The archive is a six-year record of military action in Afghanistan by coalition forces, spanning December 2004 to December 2009. It includes previously unreleased information about the killing of civilians by coalition troops, a surge in Taliban attacks, and evidence that Pakistan and Iran may be aiding the country's insurgents.
The Guardian, the New York Times and Germany's Der Spiegel also published the leaked material yesterday in a coordinated move across several jurisdictions designed to reduce the risk of gagging orders being issued.
The three newspapers were provided with access to the archive by WikiLeaks several weeks ago via a secure website.
According to the Guardian report, WikiLeaks editor Julian Assange feared that the significance of the documents might be missed if they were simply "dumped on the web".
"Instead he agreed that a small team of specialist reporters from the Guardian could have access to the logs for a few weeks before WikiLeaks published, to decode them and establish what they revealed about the war," writes Guardian reporter Nick Davies.
Along with WikiLeaks, the newspapers have made raw data from the leak available to download through their websites. Earlier this month, Assange spoke at the Centre for Investigative Journalism summer school and called for news organisations to make more raw materials available online in order to increase transparency throughout journalism.
The Guardian makes clear that no fee was involved in the transfer of information from WikiLeaks to the newspaper, and that Assange had no say over the preparation of the newspaper's reports.
Both the newspaper and WikiLeaks editor claim to have removed material from the archives prior to publishing which may have endangered the lives of troops and identity of sources.
The release of the Afghanistan documents follow another high-profile leak earlier this year by WikiLeaks. In April the site published a video showing two US Air Force Apache helicopter pilots killing two Reuters cameramen and several Iraqi civilians.
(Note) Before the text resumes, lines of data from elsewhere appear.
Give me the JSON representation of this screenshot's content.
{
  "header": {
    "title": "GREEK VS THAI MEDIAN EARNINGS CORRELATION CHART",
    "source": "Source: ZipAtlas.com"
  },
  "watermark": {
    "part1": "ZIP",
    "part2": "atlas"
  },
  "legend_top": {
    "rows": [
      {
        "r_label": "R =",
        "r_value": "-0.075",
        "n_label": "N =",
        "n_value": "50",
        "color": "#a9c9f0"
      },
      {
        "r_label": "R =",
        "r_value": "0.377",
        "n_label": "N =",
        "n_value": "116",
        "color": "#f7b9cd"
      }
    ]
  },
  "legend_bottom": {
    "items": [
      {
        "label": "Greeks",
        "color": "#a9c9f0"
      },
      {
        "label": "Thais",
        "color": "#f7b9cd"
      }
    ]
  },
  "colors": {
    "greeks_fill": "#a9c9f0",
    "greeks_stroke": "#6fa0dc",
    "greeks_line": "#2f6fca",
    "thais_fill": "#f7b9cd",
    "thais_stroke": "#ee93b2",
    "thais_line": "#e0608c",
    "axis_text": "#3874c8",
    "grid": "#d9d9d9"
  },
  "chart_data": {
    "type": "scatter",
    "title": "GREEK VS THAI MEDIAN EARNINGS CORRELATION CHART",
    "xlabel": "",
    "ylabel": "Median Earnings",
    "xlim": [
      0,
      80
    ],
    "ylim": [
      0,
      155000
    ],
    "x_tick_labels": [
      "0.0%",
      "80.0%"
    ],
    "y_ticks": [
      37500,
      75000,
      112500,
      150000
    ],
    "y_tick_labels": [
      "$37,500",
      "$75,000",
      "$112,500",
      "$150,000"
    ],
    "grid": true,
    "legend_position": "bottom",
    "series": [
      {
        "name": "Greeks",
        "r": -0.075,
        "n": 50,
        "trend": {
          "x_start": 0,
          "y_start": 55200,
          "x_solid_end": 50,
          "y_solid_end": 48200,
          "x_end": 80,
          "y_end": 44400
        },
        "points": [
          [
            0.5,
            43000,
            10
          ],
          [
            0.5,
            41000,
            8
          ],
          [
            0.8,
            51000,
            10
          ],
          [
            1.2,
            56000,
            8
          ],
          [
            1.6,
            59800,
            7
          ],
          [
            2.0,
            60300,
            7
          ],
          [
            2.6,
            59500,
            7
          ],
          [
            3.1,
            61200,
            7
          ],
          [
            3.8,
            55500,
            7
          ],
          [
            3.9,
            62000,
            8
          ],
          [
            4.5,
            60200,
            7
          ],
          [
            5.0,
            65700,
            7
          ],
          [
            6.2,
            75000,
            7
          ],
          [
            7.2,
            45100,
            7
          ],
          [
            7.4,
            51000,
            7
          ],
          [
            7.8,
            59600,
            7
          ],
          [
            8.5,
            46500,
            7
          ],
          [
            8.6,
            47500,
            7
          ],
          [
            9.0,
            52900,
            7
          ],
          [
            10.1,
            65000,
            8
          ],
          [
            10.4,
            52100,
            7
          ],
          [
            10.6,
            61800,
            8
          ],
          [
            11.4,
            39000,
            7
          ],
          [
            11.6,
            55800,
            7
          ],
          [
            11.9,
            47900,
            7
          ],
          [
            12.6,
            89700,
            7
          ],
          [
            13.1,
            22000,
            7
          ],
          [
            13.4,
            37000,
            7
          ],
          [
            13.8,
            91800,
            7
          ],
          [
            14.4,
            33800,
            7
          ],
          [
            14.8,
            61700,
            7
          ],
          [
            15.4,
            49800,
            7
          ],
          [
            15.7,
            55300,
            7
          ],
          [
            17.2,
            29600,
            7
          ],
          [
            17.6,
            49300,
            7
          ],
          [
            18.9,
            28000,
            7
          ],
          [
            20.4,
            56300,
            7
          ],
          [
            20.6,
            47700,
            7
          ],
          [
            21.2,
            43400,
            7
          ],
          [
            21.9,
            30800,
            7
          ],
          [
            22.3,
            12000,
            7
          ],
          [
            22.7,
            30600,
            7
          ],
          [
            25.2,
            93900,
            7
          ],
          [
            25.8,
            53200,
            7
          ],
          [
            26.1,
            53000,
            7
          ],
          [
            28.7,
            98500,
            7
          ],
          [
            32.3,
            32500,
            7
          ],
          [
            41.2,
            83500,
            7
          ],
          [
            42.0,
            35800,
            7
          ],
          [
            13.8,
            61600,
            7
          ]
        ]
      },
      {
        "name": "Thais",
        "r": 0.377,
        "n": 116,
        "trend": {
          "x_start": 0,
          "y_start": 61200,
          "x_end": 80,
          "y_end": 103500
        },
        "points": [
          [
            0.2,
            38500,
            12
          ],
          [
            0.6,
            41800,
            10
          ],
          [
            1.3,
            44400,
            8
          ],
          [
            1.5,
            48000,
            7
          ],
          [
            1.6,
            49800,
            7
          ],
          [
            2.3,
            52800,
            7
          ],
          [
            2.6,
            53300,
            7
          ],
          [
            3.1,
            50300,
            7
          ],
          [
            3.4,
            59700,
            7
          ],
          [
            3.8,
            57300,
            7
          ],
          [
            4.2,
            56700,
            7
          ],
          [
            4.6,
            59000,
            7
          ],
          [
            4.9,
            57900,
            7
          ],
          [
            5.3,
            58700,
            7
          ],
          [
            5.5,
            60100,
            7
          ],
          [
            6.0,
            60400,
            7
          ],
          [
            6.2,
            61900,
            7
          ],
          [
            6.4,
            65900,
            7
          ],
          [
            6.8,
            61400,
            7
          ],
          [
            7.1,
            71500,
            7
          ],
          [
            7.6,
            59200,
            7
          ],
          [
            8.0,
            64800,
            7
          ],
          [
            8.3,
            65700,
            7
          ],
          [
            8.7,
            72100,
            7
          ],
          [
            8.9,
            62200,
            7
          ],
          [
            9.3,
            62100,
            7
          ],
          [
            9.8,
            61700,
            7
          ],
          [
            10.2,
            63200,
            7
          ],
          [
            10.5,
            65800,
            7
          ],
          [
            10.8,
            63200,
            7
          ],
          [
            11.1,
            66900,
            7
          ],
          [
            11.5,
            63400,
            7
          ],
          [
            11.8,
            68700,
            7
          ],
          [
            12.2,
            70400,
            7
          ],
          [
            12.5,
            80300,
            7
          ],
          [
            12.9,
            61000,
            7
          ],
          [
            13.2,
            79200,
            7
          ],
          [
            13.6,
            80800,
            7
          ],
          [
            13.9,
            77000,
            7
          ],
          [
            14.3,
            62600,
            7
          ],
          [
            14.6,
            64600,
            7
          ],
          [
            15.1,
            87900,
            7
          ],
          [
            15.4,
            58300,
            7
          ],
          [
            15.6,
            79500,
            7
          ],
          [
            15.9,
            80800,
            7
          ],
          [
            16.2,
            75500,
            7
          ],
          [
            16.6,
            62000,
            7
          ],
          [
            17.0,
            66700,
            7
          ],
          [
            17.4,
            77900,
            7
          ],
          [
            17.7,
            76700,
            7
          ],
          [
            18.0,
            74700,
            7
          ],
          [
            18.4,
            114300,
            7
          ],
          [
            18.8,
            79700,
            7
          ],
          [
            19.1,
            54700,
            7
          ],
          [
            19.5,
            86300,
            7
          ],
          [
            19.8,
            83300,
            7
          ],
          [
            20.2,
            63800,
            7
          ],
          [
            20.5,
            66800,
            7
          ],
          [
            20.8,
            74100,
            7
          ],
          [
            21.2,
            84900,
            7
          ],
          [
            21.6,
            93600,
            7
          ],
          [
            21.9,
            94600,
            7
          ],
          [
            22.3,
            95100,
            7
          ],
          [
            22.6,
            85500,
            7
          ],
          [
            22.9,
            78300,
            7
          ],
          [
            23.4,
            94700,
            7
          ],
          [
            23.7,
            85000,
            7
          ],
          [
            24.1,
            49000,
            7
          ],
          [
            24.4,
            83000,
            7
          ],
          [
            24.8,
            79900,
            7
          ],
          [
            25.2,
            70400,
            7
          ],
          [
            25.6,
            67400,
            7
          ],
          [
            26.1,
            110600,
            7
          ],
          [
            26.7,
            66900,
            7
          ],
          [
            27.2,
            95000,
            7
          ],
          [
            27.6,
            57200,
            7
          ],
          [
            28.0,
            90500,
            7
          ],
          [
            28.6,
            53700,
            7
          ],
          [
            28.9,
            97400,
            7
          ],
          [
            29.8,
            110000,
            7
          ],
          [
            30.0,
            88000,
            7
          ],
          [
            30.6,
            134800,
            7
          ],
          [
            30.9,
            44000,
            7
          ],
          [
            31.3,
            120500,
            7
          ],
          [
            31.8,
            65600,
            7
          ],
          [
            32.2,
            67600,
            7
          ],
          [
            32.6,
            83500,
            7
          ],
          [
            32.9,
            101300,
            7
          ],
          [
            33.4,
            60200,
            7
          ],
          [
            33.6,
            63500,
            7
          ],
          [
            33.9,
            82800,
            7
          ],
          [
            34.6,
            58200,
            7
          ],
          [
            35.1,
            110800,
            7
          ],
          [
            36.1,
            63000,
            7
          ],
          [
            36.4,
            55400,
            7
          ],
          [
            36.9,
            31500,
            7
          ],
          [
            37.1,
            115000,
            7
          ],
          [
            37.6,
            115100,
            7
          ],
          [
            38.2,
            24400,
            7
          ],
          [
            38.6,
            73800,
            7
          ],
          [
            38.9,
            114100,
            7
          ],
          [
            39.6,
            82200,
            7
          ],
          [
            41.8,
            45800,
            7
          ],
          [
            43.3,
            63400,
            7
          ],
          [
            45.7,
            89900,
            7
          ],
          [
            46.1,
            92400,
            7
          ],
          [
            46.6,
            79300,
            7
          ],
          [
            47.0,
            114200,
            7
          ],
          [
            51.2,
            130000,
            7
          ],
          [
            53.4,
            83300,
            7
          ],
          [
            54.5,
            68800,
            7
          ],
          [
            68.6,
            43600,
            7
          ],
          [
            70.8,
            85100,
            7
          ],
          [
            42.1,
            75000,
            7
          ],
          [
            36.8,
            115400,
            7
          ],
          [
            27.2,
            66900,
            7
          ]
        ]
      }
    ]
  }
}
A 22-year-old intelligence analyst, Bradley Manning, has been arrested in connection with the leak after confessing his actions to computer hacker Adrian Lamo, who later identified Manning as the source to Pentagon officials.
Manning faces a military tribunal and a lengthy prison term if found guilty.
Assange claims members of the Pentagon criminal investigations department have tried to arrange a meeting with him on "neutral territory" to secure his help in stopping the leaks but he has refused.
In the US, the New York Times has focused its coverage on the allegation that Pakistan has been aiding insurgents in Afghanistan, despite receiving funding from and being "an ostensible ally of" the US.
The White House has criticised the publication of the files: "We strongly condemn the disclosure of classified information by individuals and organisations, which puts the lives of the US and partner service members at risk and threatens our national security. WikiLeaks made no effort to contact the US government about these documents, which may contain information that endanger the lives of Americans, our partners, and local populations who co-operate with us."